Joulie supports node-level CPU power capping through NodePowerProfile intents enforced by the agent.

Contract model

CPU intent is defined in NodePowerProfile.spec.cpu:

  • packagePowerCapWatts (optional absolute cap)
  • packagePowerCapPctOfMax (optional normalized profile intent)

Precedence:

  1. packagePowerCapWatts if present
  2. otherwise packagePowerCapPctOfMax

Policy behavior

Operator profile assignment remains performance vs eco. CPU cap values are generated per profile and written into NodePowerProfile:

  • performance profile typically maps to a higher cap (often 100%)
  • eco profile maps to a lower cap

For heterogeneous nodes, percentage-based intent remains useful because each node resolves normalized intent using node-local capabilities. If percentage intent cannot be converted to watts (for example missing RAPL range), the agent applies a DVFS percent fallback path when possible.

Driver/back-end semantics

Joulie is designed around standard Linux CPU power/frequency controls:

  • AMD platforms: amd-pstate/CPPC semantics
  • Intel platforms: intel_pstate semantics

In simulator mode, CPU dynamics include utilization-dependent power curves, cap effects, and DVFS settling behavior. They now also include:

  • CPU cap application settling (cpuCapApplyTauMs)
  • exported telemetry averaging (cpuTelemetryWindowMs)
  • first-order thermal behavior and thermal-throttle thresholds
  • workload-sensitive slowdown based on memoryIntensity and ioIntensity

Measured vs proxy models

Joulie distinguishes:

  • exact measured curves (for selected inventory-backed CPU platforms, e.g.
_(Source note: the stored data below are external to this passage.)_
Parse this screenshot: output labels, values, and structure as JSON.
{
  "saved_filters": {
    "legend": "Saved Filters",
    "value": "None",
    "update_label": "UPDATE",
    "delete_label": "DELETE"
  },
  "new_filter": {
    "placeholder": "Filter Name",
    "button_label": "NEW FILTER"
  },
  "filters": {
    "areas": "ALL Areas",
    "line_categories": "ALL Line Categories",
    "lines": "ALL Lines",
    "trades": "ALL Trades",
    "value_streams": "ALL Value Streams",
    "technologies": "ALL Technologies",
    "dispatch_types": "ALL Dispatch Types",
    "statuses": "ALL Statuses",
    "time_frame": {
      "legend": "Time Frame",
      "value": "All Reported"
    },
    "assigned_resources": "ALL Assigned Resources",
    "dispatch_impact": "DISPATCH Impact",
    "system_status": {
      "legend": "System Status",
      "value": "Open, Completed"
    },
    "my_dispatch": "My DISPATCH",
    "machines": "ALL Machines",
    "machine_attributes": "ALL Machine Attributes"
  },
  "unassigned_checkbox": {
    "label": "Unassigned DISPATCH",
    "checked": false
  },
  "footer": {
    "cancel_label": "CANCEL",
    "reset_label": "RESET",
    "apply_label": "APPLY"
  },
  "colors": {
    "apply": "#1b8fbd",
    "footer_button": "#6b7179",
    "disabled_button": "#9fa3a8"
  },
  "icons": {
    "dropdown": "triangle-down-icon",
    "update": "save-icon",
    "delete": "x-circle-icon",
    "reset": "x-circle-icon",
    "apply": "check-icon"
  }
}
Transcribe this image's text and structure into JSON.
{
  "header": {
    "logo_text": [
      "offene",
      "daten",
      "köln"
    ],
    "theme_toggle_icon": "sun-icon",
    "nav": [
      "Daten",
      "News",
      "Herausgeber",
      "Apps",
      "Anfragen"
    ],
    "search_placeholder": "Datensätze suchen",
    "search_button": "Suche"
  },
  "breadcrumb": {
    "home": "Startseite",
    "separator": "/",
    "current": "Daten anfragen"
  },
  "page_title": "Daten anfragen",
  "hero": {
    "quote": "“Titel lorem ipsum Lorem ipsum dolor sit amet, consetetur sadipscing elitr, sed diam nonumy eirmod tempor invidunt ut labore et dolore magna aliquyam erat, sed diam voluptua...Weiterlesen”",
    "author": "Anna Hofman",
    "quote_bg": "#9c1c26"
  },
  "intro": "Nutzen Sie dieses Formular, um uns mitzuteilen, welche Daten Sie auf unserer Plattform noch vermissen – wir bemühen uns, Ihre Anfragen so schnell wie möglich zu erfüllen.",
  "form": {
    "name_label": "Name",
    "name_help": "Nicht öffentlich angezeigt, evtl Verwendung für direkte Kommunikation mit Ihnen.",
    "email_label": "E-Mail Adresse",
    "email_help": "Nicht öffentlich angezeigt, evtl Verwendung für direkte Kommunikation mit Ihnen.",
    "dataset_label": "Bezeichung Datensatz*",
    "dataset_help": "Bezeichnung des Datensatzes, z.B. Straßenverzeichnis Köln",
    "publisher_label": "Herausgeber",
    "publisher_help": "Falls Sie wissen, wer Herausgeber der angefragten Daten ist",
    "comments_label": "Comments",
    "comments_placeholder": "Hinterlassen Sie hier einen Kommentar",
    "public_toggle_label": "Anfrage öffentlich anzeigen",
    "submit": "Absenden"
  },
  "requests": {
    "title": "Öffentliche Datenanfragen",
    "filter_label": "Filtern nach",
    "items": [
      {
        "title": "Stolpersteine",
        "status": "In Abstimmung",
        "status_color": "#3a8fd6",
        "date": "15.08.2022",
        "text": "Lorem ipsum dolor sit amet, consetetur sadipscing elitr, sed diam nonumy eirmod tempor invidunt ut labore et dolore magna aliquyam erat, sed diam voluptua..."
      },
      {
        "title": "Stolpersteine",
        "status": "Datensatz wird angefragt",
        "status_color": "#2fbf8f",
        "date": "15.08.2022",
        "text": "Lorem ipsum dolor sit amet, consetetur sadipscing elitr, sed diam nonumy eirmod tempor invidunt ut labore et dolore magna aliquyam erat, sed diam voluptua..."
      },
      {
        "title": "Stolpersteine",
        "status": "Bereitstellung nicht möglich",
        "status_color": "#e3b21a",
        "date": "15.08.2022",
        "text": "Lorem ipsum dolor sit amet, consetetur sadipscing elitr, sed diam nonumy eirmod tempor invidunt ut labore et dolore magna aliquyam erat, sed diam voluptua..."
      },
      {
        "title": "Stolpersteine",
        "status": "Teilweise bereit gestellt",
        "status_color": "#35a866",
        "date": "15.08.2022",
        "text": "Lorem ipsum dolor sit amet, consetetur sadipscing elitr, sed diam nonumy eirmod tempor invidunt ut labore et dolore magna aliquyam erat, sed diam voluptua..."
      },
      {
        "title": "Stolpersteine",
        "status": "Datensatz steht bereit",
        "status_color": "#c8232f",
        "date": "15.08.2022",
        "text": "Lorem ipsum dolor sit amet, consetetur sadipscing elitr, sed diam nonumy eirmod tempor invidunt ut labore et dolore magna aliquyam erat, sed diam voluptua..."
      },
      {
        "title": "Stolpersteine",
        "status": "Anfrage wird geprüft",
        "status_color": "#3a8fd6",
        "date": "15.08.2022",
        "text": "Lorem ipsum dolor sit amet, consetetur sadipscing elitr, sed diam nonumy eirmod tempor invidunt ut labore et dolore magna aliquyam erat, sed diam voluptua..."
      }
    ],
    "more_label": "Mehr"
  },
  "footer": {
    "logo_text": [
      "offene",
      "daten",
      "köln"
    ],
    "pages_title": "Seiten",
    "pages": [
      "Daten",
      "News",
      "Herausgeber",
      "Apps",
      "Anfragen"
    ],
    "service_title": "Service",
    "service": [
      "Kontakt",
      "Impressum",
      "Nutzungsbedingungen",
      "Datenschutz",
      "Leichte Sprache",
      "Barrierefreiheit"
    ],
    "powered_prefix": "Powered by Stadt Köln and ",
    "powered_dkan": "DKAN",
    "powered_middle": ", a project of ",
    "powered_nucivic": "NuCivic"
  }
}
SPECpower-backed)
  • proxy/inferred curves where direct public measured curves are unavailable

See Hardware Modeling for full model provenance and references.

Scheduling guidance

Workload intent classification is based on node selector/affinity using joulie.io/power-profile:

  • performance-sensitive workloads: typically exclude eco
  • eco-only workloads: explicitly require eco, and if they must avoid transition-guarded nodes, exclude joulie.io/draining=true with NotIn ["true"]

This classification drives operator profile assignment; CPU capping is then enforced through NodePowerProfile.